Scientific classification
- Kingdom: Plantae
- Clade: Tracheophytes
- Clade: Angiosperms
- Clade: Eudicots
- Clade: Asterids
- Order: Asterales
- Family: Asteraceae
- Genus: Tetramolopium
- Species: T. filiforme
- Binomial name: Tetramolopium filiforme Sherff

= Tetramolopium filiforme =

- Genus: Tetramolopium
- Species: filiforme
- Authority: Sherff

Species of plant

Tetramolopium filiforme is a rare species of flowering plant in the family Asteraceae known by the common name ridgetop tetramolopium. It is endemic to Hawaii, where it is known only from the Waiʻanae Range on the island of Oahu. It is threatened by habitat degradation caused by feral goats and introduced species of plants. It is a federally listed endangered species of the United States.

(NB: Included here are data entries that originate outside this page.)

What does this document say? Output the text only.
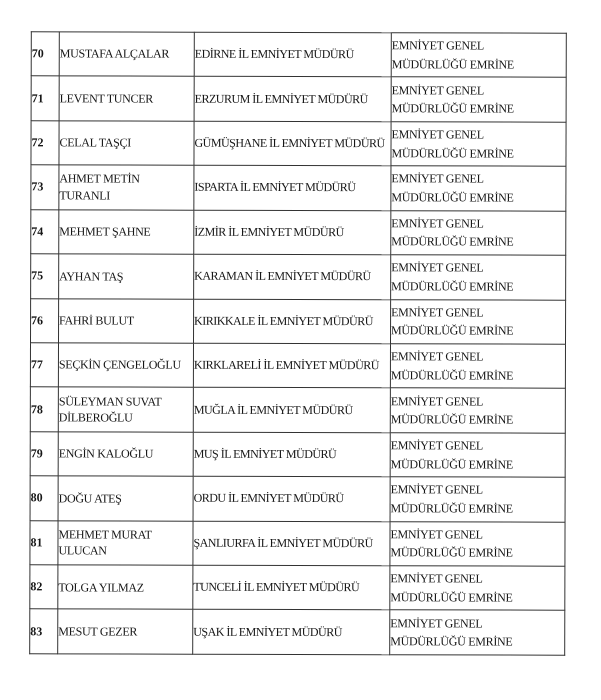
70	MUSTAFA ALÇALAR	EDİRNE İL EMNİYET MÜDÜRÜ	EMNİYET GENEL
MÜDÜRLÜĞÜ EMRİNE
71	LEVENT TUNCER	ERZURUM İL EMNİYET MÜDÜRÜ	EMNİYET GENEL
MÜDÜRLÜĞÜ EMRİNE
72	CELAL TAŞÇI	GÜMÜŞHANE İL EMNİYET MÜDÜRÜ	EMNİYET GENEL
MÜDÜRLÜĞÜ EMRİNE
73	AHMET METİN
TURANLI	ISPARTA İL EMNİYET MÜDÜRÜ	EMNİYET GENEL
MÜDÜRLÜĞÜ EMRİNE
74	MEHMET ŞAHNE	İZMİR İL EMNİYET MÜDÜRÜ	EMNİYET GENEL
MÜDÜRLÜĞÜ EMRİNE
75	AYHAN TAŞ	KARAMAN İL EMNİYET MÜDÜRÜ	EMNİYET GENEL
MÜDÜRLÜĞÜ EMRİNE
76	FAHRİ BULUT	KIRIKKALE İL EMNİYET MÜDÜRÜ	EMNİYET GENEL
MÜDÜRLÜĞÜ EMRİNE
77	SEÇKİN ÇENGELOĞLU	KIRKLARELİ İL EMNİYET MÜDÜRÜ	EMNİYET GENEL
MÜDÜRLÜĞÜ EMRİNE
78	SÜLEYMAN SUVAT
DİLBEROĞLU	MUĞLA İL EMNİYET MÜDÜRÜ	EMNİYET GENEL
MÜDÜRLÜĞÜ EMRİNE
79	ENGİN KALOĞLU	MUŞ İL EMNİYET MÜDÜRÜ	EMNİYET GENEL
MÜDÜRLÜĞÜ EMRİNE
80	DOĞU ATEŞ	ORDU İL EMNİYET MÜDÜRÜ	EMNİYET GENEL
MÜDÜRLÜĞÜ EMRİNE
81	MEHMET MURAT
ULUCAN	ŞANLIURFA İL EMNİYET MÜDÜRÜ	EMNİYET GENEL
MÜDÜRLÜĞÜ EMRİNE
82	TOLGA YILMAZ	TUNCELİ İL EMNİYET MÜDÜRÜ	EMNİYET GENEL
MÜDÜRLÜĞÜ EMRİNE
83	MESUT GEZER	UŞAK İL EMNİYET MÜDÜRÜ	EMNİYET GENEL
MÜDÜRLÜĞÜ EMRİNE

This plant is a very small shrub growing only 15 centimeters in maximum height. It produces narrow leaves and inflorescences of up to 4 flower heads. It grows on mountain ridges and cliffs. It sometimes grows in rock cracks on steep cliffs.

There are six known populations of this plant, totalling 2857 mature individuals and 625 juveniles. There are two varieties of this species, var. filiforme and var. polyphyllum, which differ in the shape of the leaves.